Sunday 1 January 2023

The future. Can it be predicted?

I have a friend who is a centenarian. We recently discussed the many technical and other developments that had become a normal part of our lives. Most had not been predicted when my friend was born in 1920. 

Just some of these:

+ Radio (once known as the Wireless)

+ Television

+ The Internet

+ Emails

+ Supersonic air travel

+ Nuclear power

+ CT and MRI medical scans

+ DNA analysis

There are many more that could be named, which takes me on to the next question: what will happen in the next 100 years?
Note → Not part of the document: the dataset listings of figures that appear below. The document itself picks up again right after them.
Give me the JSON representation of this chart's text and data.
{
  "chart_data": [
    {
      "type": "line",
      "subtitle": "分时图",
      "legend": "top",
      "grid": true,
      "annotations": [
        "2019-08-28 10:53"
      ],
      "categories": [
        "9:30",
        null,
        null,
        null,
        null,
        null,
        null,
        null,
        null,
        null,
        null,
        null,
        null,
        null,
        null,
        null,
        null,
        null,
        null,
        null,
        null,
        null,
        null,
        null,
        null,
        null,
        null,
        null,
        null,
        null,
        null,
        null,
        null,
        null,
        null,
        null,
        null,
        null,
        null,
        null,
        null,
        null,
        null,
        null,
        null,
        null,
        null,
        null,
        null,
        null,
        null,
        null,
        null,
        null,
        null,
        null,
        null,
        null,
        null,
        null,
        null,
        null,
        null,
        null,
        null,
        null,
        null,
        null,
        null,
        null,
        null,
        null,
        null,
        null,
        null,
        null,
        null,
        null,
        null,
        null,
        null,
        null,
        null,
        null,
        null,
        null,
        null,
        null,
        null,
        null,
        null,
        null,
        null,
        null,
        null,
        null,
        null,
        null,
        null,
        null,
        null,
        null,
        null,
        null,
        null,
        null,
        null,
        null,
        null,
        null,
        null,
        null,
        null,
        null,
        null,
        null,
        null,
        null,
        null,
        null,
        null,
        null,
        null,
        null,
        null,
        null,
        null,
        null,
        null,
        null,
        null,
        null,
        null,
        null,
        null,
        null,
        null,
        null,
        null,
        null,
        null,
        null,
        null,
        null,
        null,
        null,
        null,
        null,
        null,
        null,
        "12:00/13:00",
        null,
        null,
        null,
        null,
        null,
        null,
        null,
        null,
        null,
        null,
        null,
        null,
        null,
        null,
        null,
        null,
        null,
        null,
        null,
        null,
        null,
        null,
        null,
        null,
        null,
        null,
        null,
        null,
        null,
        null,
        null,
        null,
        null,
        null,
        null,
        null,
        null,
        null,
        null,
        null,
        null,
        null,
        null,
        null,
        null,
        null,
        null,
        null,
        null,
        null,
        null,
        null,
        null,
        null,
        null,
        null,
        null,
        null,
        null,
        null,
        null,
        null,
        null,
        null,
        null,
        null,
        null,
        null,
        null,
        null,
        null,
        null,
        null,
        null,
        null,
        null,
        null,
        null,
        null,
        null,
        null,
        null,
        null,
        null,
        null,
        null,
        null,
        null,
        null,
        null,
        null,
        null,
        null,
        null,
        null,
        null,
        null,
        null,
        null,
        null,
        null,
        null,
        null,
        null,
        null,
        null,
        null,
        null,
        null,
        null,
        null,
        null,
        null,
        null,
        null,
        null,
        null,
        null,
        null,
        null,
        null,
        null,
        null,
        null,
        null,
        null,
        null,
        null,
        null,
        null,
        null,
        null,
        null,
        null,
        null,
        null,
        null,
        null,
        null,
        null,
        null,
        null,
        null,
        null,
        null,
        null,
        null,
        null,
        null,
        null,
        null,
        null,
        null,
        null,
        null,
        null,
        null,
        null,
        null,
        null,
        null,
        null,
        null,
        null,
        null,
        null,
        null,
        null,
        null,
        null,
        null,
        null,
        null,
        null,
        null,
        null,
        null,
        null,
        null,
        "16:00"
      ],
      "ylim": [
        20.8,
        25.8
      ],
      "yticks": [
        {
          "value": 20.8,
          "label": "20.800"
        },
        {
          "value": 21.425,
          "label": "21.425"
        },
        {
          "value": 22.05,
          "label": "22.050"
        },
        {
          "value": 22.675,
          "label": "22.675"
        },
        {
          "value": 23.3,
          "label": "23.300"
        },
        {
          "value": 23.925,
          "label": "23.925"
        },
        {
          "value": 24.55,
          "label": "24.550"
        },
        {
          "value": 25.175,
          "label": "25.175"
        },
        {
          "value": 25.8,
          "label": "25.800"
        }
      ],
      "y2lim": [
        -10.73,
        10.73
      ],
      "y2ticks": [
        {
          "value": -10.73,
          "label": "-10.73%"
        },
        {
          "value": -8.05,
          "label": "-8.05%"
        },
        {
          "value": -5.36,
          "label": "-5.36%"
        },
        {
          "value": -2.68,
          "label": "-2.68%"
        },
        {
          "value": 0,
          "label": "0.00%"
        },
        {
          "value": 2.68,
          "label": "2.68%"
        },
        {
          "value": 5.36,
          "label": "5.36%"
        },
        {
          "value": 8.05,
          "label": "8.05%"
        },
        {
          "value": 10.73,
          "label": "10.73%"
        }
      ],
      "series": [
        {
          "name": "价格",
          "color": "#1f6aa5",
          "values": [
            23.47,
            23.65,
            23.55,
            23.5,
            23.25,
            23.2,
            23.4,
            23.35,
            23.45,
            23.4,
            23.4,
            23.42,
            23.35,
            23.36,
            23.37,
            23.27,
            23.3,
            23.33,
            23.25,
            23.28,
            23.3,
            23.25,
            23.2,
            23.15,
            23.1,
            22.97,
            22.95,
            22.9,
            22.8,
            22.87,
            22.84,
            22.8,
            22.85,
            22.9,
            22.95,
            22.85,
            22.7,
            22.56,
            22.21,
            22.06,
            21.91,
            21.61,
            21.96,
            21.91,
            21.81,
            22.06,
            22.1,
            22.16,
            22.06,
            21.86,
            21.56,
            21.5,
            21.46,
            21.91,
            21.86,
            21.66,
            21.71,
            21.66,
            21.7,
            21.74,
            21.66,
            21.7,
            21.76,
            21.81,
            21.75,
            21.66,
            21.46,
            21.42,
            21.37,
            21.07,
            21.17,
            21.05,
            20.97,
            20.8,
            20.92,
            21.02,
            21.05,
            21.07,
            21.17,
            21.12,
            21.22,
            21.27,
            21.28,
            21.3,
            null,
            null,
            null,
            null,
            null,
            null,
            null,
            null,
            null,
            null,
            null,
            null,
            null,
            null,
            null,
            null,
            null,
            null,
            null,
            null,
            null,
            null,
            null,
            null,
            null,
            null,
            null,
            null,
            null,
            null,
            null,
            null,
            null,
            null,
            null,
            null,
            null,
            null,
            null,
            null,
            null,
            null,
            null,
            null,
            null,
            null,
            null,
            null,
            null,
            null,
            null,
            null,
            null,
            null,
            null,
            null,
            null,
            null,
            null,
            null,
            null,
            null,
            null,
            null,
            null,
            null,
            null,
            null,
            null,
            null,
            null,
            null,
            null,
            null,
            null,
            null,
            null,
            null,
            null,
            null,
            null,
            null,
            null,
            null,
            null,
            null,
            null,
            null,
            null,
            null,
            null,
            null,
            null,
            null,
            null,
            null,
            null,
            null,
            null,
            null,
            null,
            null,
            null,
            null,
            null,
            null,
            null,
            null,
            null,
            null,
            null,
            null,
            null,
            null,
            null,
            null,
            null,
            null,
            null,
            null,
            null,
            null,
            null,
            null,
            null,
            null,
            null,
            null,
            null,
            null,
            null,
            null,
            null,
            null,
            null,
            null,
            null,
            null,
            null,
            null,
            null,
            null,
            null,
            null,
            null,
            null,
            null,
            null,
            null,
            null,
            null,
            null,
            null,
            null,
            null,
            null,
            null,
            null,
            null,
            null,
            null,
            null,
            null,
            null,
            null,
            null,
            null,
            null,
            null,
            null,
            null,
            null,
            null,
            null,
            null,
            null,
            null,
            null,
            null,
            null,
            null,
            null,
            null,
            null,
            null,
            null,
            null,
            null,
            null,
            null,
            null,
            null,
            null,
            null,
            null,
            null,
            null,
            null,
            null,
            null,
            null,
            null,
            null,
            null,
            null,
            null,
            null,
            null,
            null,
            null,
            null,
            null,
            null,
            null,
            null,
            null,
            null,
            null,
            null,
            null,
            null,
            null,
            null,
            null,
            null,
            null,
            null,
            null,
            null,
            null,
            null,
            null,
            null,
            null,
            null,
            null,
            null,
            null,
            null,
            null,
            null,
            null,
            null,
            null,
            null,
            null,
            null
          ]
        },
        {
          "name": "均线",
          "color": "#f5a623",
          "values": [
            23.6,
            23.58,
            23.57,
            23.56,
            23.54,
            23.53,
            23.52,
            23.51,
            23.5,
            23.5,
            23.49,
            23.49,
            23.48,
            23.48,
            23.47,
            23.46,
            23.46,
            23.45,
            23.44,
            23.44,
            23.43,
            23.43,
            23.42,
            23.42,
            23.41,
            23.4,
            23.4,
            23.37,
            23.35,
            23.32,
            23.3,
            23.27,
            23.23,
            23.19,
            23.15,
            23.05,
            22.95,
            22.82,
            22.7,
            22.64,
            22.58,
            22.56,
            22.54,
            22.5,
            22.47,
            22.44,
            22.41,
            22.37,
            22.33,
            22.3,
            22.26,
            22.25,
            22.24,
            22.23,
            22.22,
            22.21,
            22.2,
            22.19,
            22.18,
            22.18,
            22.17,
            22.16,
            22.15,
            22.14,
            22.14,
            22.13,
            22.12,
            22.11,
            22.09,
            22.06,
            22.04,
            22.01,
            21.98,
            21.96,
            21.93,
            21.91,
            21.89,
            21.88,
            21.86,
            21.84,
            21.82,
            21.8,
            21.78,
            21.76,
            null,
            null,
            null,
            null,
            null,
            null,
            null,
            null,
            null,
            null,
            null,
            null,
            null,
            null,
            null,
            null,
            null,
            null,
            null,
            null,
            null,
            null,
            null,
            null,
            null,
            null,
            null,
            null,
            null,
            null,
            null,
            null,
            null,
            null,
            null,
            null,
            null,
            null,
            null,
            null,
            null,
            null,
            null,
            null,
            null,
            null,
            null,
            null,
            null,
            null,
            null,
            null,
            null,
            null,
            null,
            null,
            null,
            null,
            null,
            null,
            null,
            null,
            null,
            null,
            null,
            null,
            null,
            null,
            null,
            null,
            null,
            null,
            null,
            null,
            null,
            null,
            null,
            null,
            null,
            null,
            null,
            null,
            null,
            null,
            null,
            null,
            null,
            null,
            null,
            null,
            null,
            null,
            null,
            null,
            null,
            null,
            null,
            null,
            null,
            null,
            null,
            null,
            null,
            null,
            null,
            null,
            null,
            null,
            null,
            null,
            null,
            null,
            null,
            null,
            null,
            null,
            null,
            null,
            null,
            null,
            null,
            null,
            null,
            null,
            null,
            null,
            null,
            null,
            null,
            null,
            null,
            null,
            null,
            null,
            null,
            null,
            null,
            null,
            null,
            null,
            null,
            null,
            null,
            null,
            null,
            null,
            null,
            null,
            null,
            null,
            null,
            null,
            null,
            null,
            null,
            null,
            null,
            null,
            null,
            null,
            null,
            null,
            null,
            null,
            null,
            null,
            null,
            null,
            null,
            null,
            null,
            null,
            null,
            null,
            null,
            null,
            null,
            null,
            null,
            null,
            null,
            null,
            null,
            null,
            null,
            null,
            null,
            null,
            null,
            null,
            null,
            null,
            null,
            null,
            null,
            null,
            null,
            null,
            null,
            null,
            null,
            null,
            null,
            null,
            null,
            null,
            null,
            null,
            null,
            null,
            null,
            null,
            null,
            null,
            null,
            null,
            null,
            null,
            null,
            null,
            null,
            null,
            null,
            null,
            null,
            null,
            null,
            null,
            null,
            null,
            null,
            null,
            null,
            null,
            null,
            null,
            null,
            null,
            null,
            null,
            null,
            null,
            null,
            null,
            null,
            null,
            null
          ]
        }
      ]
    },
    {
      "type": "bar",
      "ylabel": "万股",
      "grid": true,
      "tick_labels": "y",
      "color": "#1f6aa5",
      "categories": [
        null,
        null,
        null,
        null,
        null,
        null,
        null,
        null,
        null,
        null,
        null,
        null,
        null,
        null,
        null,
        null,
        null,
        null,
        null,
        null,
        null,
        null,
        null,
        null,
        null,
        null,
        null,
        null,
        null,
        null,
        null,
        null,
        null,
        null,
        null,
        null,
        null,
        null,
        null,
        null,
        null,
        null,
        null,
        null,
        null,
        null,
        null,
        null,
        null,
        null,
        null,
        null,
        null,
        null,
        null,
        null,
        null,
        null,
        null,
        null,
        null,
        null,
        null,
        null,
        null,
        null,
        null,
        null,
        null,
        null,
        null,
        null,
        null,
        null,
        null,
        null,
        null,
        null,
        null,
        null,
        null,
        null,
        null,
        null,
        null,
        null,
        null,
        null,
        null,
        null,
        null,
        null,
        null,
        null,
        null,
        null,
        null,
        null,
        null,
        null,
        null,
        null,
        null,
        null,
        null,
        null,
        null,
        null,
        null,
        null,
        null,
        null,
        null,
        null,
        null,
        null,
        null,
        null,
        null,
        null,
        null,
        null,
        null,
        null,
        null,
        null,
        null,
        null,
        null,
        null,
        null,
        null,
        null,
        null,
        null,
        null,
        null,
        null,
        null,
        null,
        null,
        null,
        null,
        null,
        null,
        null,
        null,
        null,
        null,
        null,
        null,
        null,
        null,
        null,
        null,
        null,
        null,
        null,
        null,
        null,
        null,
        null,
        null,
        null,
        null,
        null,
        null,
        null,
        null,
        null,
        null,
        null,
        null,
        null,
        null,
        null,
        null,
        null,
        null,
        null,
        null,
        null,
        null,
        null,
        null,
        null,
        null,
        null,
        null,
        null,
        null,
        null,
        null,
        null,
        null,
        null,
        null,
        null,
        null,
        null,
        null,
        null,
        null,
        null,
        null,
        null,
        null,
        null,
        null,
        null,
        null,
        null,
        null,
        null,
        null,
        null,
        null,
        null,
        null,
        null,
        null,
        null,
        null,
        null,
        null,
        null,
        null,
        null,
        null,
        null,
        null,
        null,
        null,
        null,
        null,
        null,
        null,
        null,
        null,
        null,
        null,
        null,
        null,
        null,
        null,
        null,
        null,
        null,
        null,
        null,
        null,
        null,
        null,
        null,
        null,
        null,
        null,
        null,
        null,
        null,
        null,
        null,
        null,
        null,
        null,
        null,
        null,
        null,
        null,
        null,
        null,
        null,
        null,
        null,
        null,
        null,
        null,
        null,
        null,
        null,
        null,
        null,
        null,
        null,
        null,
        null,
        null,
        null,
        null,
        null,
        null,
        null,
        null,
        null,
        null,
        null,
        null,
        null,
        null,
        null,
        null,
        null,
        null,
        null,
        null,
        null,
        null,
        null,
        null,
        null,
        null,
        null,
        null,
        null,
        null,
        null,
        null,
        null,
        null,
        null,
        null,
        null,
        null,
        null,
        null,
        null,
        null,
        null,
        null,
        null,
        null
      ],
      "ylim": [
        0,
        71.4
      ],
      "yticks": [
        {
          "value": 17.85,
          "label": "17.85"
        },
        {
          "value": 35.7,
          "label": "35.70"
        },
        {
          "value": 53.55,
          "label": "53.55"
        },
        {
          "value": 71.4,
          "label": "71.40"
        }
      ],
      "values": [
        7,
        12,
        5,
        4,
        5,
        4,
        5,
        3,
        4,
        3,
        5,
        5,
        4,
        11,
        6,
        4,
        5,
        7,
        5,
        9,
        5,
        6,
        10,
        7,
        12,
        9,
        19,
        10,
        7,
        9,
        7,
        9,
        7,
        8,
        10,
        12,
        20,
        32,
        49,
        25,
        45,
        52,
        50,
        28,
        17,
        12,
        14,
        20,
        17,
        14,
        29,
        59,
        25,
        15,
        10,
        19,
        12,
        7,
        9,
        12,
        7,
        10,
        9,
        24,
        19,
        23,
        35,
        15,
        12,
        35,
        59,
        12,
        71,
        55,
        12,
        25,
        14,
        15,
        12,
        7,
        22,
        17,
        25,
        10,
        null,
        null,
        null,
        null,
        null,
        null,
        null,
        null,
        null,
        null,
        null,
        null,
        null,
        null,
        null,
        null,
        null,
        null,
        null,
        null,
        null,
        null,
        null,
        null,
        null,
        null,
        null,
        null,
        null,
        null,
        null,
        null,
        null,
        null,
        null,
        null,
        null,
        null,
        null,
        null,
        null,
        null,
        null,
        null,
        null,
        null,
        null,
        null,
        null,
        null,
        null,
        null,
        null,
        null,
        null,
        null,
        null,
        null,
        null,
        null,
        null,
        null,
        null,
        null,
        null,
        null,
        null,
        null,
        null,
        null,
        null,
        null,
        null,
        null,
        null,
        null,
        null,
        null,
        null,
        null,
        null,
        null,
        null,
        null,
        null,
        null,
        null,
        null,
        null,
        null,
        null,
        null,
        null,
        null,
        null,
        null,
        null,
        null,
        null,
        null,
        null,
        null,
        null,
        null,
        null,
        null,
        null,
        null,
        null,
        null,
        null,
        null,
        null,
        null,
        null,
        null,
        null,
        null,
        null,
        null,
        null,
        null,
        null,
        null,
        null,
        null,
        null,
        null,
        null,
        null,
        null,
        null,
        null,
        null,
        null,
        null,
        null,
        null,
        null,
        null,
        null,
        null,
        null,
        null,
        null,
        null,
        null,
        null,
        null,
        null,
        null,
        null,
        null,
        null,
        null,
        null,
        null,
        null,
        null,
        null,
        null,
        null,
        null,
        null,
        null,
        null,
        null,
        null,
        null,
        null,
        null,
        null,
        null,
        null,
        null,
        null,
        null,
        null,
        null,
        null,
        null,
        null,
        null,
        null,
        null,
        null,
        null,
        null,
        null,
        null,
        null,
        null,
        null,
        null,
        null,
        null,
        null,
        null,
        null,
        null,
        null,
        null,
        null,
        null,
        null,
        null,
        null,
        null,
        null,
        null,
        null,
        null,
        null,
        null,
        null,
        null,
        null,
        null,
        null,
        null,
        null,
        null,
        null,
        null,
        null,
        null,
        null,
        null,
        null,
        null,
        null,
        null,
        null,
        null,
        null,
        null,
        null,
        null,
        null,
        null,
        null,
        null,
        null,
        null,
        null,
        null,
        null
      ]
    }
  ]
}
Scheduled space travel and colonising the moon is an easy one to predict, but what else? Almost certainly, there will be developments that we would not have considered possible today. After all, my friend would never have thought that he would be able to sit in front of a device watching live moving pictures from around the world. And in high definition colour. 

Whatever the future holds, I won't be around as a witness unless there medical developments are imminent that will allow me to live forever. Perhaps that will be a good thing because not all developments will be beneficial for the planet and those who inhabit it.